> And having them be all three letters meant assemblers could pack the text ...

ralph · on July 8, 2012

BBC BASIC tokenised BASIC keywords before the line was stored in memory, e.g. PRINT was represented by a single byte. Some tokens needed more than one byte, especially in later versions.

But I'm talking about assembler here. BBC BASIC has a built-in assembler, e.g. 6502, Z80, or ARM, depending on the CPU it's running on. The assembler source in the BASIC program is not tokenised on input but stored as plain text. Instead, when those lines of BASIC, since that's what these embedded lines of assembler, wrapped in [...], are, get run the machine code is assembled at the address in BASIC's P% integer register variable and P% is moved on. At that point of execution BASIC must hunt for the mnemonic, stored in the "tokenised" BASIC line as plain text, in its table; the table I reference in the case of ARM BASIC. That table can be laid out as it is because each mnemonic is three characters long, e.g. mov, ldr, stm, and bic.

You mixing tokenising BASIC, which BBC BASIC did, and the embedded ARM assembler, which it didn't, and then adding in an "assembler's editor", and there wasn't one of them. Just lines of BASIC program, 10, 20, ..., some of which switched to assembler with a [.

vidarh · on July 9, 2012

I'm not talking about the BBC specifically all - the specific system is irrelevant - and so I'm not "mixing" anything. Many 6502 based systems did have assembler editors; many more had "monitors" that would assemble line by line on the fly - if not built in then as common extensions.

(in fact I did most of my M6502 assembly programming in a monitor, with a notepad to keep track of where various functions started; it was first a couple of years after a I started doing assembly that I got a proper macro assembler for my C64, and even then exactly because "every byte mattered" it was not at all uncommon to still stick to a monitor on a cartridge rather than have a macro assembler "waste" precious memory for the assembler and source text)

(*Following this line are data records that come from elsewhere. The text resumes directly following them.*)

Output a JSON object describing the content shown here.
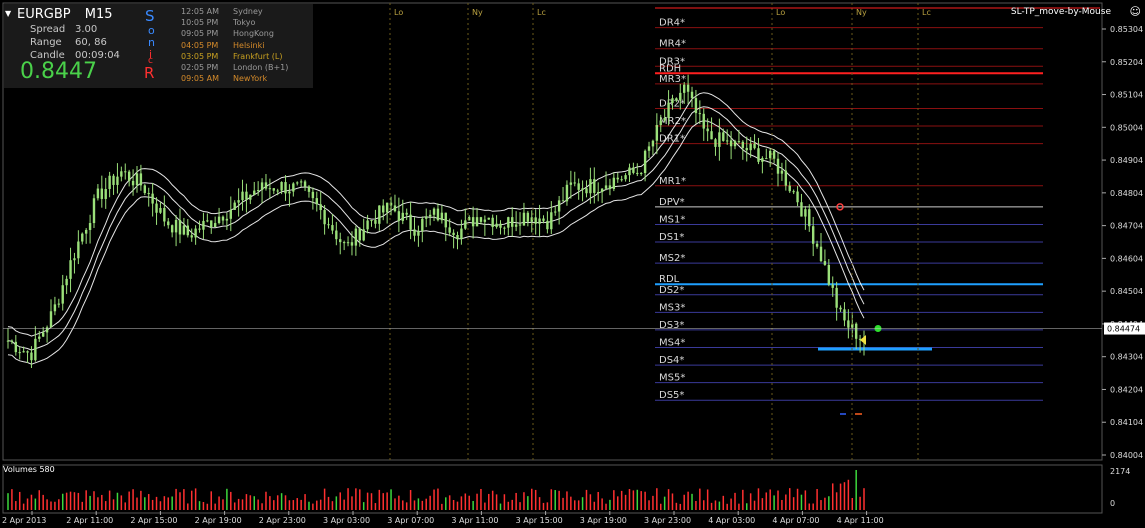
{
  "header": {
    "symbol_label": "EURGBP",
    "timeframe_label": "M15",
    "spread_label": "Spread",
    "spread_value": "3.00",
    "range_label": "Range",
    "range_value": "60, 86",
    "candle_label": "Candle",
    "candle_value": "00:09:04",
    "bid_price": "0.8447",
    "sonic_letters": [
      "S",
      "o",
      "n",
      "i",
      "c",
      "R"
    ]
  },
  "sessions": [
    {
      "time": "12:05 AM",
      "name": "Sydney",
      "color": "#9a9a9a"
    },
    {
      "time": "10:05 PM",
      "name": "Tokyo",
      "color": "#9a9a9a"
    },
    {
      "time": "09:05 PM",
      "name": "HongKong",
      "color": "#9a9a9a"
    },
    {
      "time": "04:05 PM",
      "name": "Helsinki",
      "color": "#d48a2a"
    },
    {
      "time": "03:05 PM",
      "name": "Frankfurt  (L)",
      "color": "#c8a020"
    },
    {
      "time": "02:05 PM",
      "name": "London  (B+1)",
      "color": "#9a9a9a"
    },
    {
      "time": "09:05 AM",
      "name": "NewYork",
      "color": "#d48a2a"
    }
  ],
  "corner_label": "SL-TP_move-by-Mouse",
  "session_marks": [
    "Lo",
    "Ny",
    "Lc",
    "Lo",
    "Ny",
    "Lc"
  ],
  "volume_label": "Volumes 580",
  "volume_axis": [
    "2174",
    "0"
  ],
  "colors": {
    "background": "#000000",
    "candle": "#9be07a",
    "grid": "#3a3a3a",
    "resistance": "#ff2020",
    "support": "#3a6aff",
    "pivot": "#ffffff",
    "volume": "#ff3030",
    "volume_up": "#3cd83c",
    "bid_line": "#c8c8c8",
    "highlight_blue": "#1fa0ff"
  },
  "chart_data": {
    "type": "candlestick",
    "symbol": "EURGBP",
    "timeframe": "M15",
    "ylim": [
      0.841,
      0.854
    ],
    "y_ticks": [
      "0.85304",
      "0.85204",
      "0.85104",
      "0.85004",
      "0.84904",
      "0.84804",
      "0.84704",
      "0.84604",
      "0.84504",
      "0.84404",
      "0.84304",
      "0.84204",
      "0.84104",
      "0.84004"
    ],
    "x_tick_labels": [
      "2 Apr 2013",
      "2 Apr 11:00",
      "2 Apr 15:00",
      "2 Apr 19:00",
      "2 Apr 23:00",
      "3 Apr 03:00",
      "3 Apr 07:00",
      "3 Apr 11:00",
      "3 Apr 15:00",
      "3 Apr 19:00",
      "3 Apr 23:00",
      "4 Apr 03:00",
      "4 Apr 07:00",
      "4 Apr 11:00"
    ],
    "current_price": "0.84474",
    "close_path": [
      0.8444,
      0.844,
      0.8452,
      0.847,
      0.8485,
      0.8492,
      0.8488,
      0.8478,
      0.8474,
      0.8478,
      0.8482,
      0.8487,
      0.8488,
      0.8487,
      0.848,
      0.847,
      0.8478,
      0.8482,
      0.8476,
      0.848,
      0.8475,
      0.848,
      0.8477,
      0.848,
      0.8478,
      0.8488,
      0.8488,
      0.849,
      0.8492,
      0.8506,
      0.8516,
      0.8502,
      0.85,
      0.8498,
      0.8495,
      0.8485,
      0.847,
      0.845,
      0.8444
    ],
    "pivot_levels": [
      {
        "name": "DR4*",
        "value": 0.8533,
        "kind": "r",
        "bright": false
      },
      {
        "name": "MR4*",
        "value": 0.8527,
        "kind": "r",
        "bright": false
      },
      {
        "name": "DR3*",
        "value": 0.8522,
        "kind": "r",
        "bright": false
      },
      {
        "name": "RDH",
        "value": 0.852,
        "kind": "r",
        "bright": true
      },
      {
        "name": "MR3*",
        "value": 0.8517,
        "kind": "r",
        "bright": false
      },
      {
        "name": "DR2*",
        "value": 0.851,
        "kind": "r",
        "bright": false
      },
      {
        "name": "MR2*",
        "value": 0.8505,
        "kind": "r",
        "bright": false
      },
      {
        "name": "DR1*",
        "value": 0.85,
        "kind": "r",
        "bright": false
      },
      {
        "name": "MR1*",
        "value": 0.8488,
        "kind": "r",
        "bright": false
      },
      {
        "name": "DPV*",
        "value": 0.8482,
        "kind": "p",
        "bright": false
      },
      {
        "name": "MS1*",
        "value": 0.8477,
        "kind": "s",
        "bright": false
      },
      {
        "name": "DS1*",
        "value": 0.8472,
        "kind": "s",
        "bright": false
      },
      {
        "name": "MS2*",
        "value": 0.8466,
        "kind": "s",
        "bright": false
      },
      {
        "name": "RDL",
        "value": 0.846,
        "kind": "s",
        "bright": true
      },
      {
        "name": "DS2*",
        "value": 0.8457,
        "kind": "s",
        "bright": false
      },
      {
        "name": "MS3*",
        "value": 0.8452,
        "kind": "s",
        "bright": false
      },
      {
        "name": "DS3*",
        "value": 0.8447,
        "kind": "s",
        "bright": false
      },
      {
        "name": "MS4*",
        "value": 0.8442,
        "kind": "s",
        "bright": false
      },
      {
        "name": "DS4*",
        "value": 0.8437,
        "kind": "s",
        "bright": false
      },
      {
        "name": "MS5*",
        "value": 0.8432,
        "kind": "s",
        "bright": false
      },
      {
        "name": "DS5*",
        "value": 0.8427,
        "kind": "s",
        "bright": false
      }
    ]
  }
}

What I'm talking about is the general idea that longer keywords somehow would prevent an assembler from using fixed length records to represent lines, though reading it in context of what you wrote above I see your reference to fixed length records referred to the table used for assembling, not to the source lines in which case it makes slightly more sense to me.

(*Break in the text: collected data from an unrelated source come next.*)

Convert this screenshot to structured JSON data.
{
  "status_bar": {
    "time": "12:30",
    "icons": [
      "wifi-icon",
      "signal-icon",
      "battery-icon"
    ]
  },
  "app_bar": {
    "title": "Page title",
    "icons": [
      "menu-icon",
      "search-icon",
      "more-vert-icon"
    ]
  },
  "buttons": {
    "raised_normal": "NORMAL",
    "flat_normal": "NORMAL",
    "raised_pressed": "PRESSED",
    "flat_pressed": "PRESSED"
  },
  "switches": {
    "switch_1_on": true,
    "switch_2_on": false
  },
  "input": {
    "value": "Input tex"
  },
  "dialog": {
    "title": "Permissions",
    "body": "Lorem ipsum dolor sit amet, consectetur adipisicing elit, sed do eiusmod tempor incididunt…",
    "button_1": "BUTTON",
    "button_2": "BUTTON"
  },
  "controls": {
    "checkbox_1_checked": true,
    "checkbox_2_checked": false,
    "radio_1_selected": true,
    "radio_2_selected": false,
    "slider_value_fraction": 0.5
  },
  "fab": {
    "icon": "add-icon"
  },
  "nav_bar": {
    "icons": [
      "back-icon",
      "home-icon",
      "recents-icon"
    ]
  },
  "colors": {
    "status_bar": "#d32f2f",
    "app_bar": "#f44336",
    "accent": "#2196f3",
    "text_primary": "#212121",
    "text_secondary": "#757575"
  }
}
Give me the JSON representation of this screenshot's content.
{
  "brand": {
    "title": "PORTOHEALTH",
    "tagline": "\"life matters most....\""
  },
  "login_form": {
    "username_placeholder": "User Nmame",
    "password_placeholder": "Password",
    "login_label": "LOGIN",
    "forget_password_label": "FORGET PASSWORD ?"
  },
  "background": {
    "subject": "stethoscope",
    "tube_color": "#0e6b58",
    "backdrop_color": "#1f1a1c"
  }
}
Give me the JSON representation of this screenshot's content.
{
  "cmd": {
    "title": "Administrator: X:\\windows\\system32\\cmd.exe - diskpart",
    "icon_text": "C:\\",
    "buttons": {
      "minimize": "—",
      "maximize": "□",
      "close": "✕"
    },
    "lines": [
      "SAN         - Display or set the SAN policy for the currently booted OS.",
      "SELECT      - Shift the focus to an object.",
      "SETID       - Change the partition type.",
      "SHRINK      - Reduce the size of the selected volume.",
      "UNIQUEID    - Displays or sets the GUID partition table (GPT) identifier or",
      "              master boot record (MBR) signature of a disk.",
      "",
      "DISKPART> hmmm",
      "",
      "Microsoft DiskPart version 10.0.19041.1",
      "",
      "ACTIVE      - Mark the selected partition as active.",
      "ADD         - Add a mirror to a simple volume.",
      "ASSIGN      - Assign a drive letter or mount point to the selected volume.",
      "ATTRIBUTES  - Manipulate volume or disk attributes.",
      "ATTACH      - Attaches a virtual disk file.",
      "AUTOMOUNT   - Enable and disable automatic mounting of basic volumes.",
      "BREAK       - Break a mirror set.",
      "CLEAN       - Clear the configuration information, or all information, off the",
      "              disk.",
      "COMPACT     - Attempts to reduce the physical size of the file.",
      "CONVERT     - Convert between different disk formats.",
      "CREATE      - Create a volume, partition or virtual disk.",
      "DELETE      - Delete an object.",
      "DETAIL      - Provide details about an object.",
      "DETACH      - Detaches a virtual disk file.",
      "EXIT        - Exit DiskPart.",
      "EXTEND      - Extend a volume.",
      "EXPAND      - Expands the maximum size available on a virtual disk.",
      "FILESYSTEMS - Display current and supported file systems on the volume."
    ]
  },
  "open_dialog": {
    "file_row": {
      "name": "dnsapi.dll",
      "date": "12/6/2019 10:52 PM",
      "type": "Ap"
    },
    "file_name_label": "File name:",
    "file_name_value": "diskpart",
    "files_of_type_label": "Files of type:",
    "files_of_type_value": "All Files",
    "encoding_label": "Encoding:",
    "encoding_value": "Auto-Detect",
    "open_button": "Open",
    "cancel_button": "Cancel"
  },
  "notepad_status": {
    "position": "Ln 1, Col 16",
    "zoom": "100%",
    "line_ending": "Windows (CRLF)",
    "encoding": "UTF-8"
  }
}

Though not fully, as it'd be both faster and take less code to use custom search code to match the input against the available opcodes than to insist on a fixed length record - did a quick check and it should be doable to save at least a dozen or two bytes and reduce the average search time significantly by range checking and using lookup table for the first character. It might've been convenient to write the code with fixed records, but it's far from optimal in terms of either performance or code size, so it doesn't seem like code size bothered them that much in this case.

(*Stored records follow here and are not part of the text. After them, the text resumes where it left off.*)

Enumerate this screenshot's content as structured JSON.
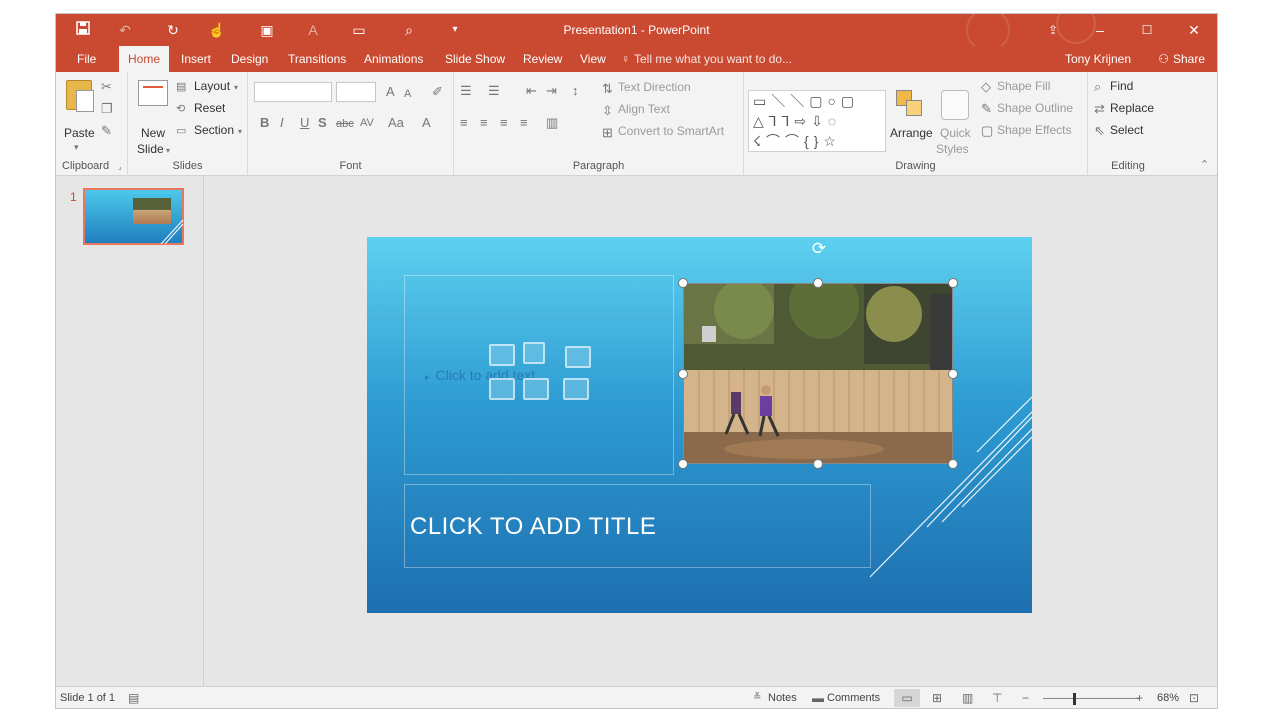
{
  "titlebar": {
    "title": "Presentation1 - PowerPoint",
    "icons": [
      "save-icon",
      "undo-icon",
      "redo-icon",
      "touch-mode-icon",
      "presenter-icon",
      "spacing-icon",
      "layout-icon",
      "print-preview-icon",
      "customize-icon"
    ],
    "window_buttons": [
      "ribbon-display-options-icon",
      "minimize-icon",
      "maximize-icon",
      "close-icon"
    ],
    "accent_color": "#c94a30"
  },
  "tabs": {
    "items": [
      {
        "label": "File"
      },
      {
        "label": "Home",
        "active": true
      },
      {
        "label": "Insert"
      },
      {
        "label": "Design"
      },
      {
        "label": "Transitions"
      },
      {
        "label": "Animations"
      },
      {
        "label": "Slide Show"
      },
      {
        "label": "Review"
      },
      {
        "label": "View"
      }
    ],
    "tell_me": "Tell me what you want to do...",
    "user": "Tony Krijnen",
    "share": "Share"
  },
  "ribbon": {
    "clipboard": {
      "paste": "Paste",
      "label": "Clipboard"
    },
    "slides": {
      "new_slide_1": "New",
      "new_slide_2": "Slide",
      "layout": "Layout",
      "reset": "Reset",
      "section": "Section",
      "label": "Slides"
    },
    "font": {
      "bold": "B",
      "italic": "I",
      "underline": "U",
      "strike": "S",
      "abc": "abc",
      "av": "AV",
      "aa": "Aa",
      "grow": "A",
      "shrink": "A",
      "color": "A",
      "label": "Font"
    },
    "paragraph": {
      "text_direction": "Text Direction",
      "align_text": "Align Text",
      "smartart": "Convert to SmartArt",
      "label": "Paragraph"
    },
    "drawing": {
      "arrange": "Arrange",
      "quick_1": "Quick",
      "quick_2": "Styles",
      "fill": "Shape Fill",
      "outline": "Shape Outline",
      "effects": "Shape Effects",
      "label": "Drawing"
    },
    "editing": {
      "find": "Find",
      "replace": "Replace",
      "select": "Select",
      "label": "Editing"
    }
  },
  "slides_pane": {
    "slide_number": "1"
  },
  "slide": {
    "content_placeholder": "Click to add text",
    "title_placeholder": "CLICK TO ADD TITLE"
  },
  "statusbar": {
    "slide_info": "Slide 1 of 1",
    "notes": "Notes",
    "comments": "Comments",
    "zoom": "68%",
    "zoom_level": 0.68
  }
}
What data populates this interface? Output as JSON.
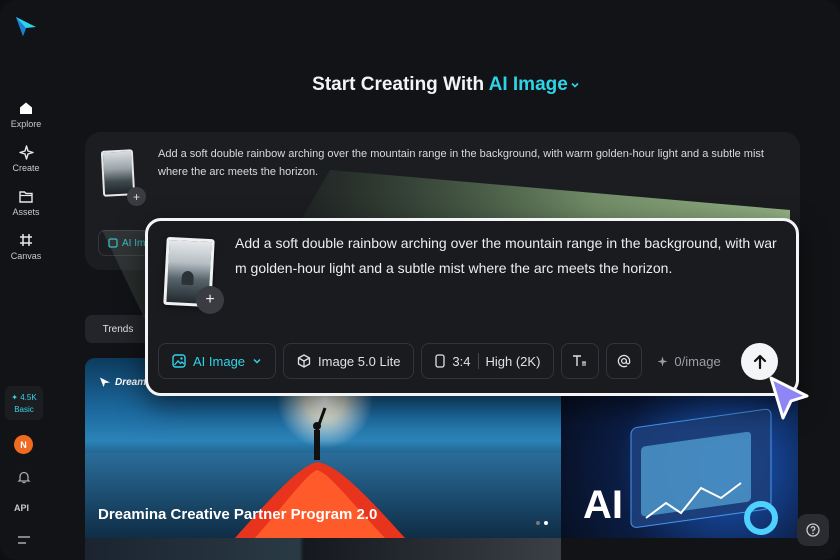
{
  "sidebar": {
    "items": [
      {
        "label": "Explore",
        "icon": "home-icon"
      },
      {
        "label": "Create",
        "icon": "sparkle-icon"
      },
      {
        "label": "Assets",
        "icon": "folder-icon"
      },
      {
        "label": "Canvas",
        "icon": "canvas-icon"
      }
    ],
    "credits": {
      "amount": "✦ 4.5K",
      "plan": "Basic"
    },
    "avatar_initial": "N",
    "api_label": "API"
  },
  "header": {
    "title_prefix": "Start Creating With",
    "title_accent": "AI Image"
  },
  "background_card": {
    "prompt": "Add a soft double rainbow arching over the mountain range in the background, with warm golden-hour light and a subtle mist where the arc meets the horizon.",
    "chip_label": "AI Im"
  },
  "trends_tab": "Trends",
  "banner": {
    "brand": "Dreamina",
    "title": "Dreamina Creative Partner Program 2.0",
    "side_text": "AI"
  },
  "prompt_card": {
    "prompt": "Add a soft double rainbow arching over the mountain range in the background, with warm golden-hour light and a subtle mist where the arc meets the horizon.",
    "toolbar": {
      "mode": "AI Image",
      "model": "Image 5.0 Lite",
      "ratio": "3:4",
      "quality": "High (2K)",
      "cost": "0/image"
    }
  },
  "colors": {
    "accent": "#2fd3e8",
    "background": "#121316",
    "card": "#1a1b1f"
  }
}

The "every byte mattered" applies to source too on these systems, and I actually find it really curious that they went to the step of supporting inline assembly but then didn't apply that optimization to the source given the limited memory and performance of these systems. Especially since the opcode itself makes a very obvious token candidate, potentially leaving the "assembly" step itself reduced to mostly copying data and applying address fixups.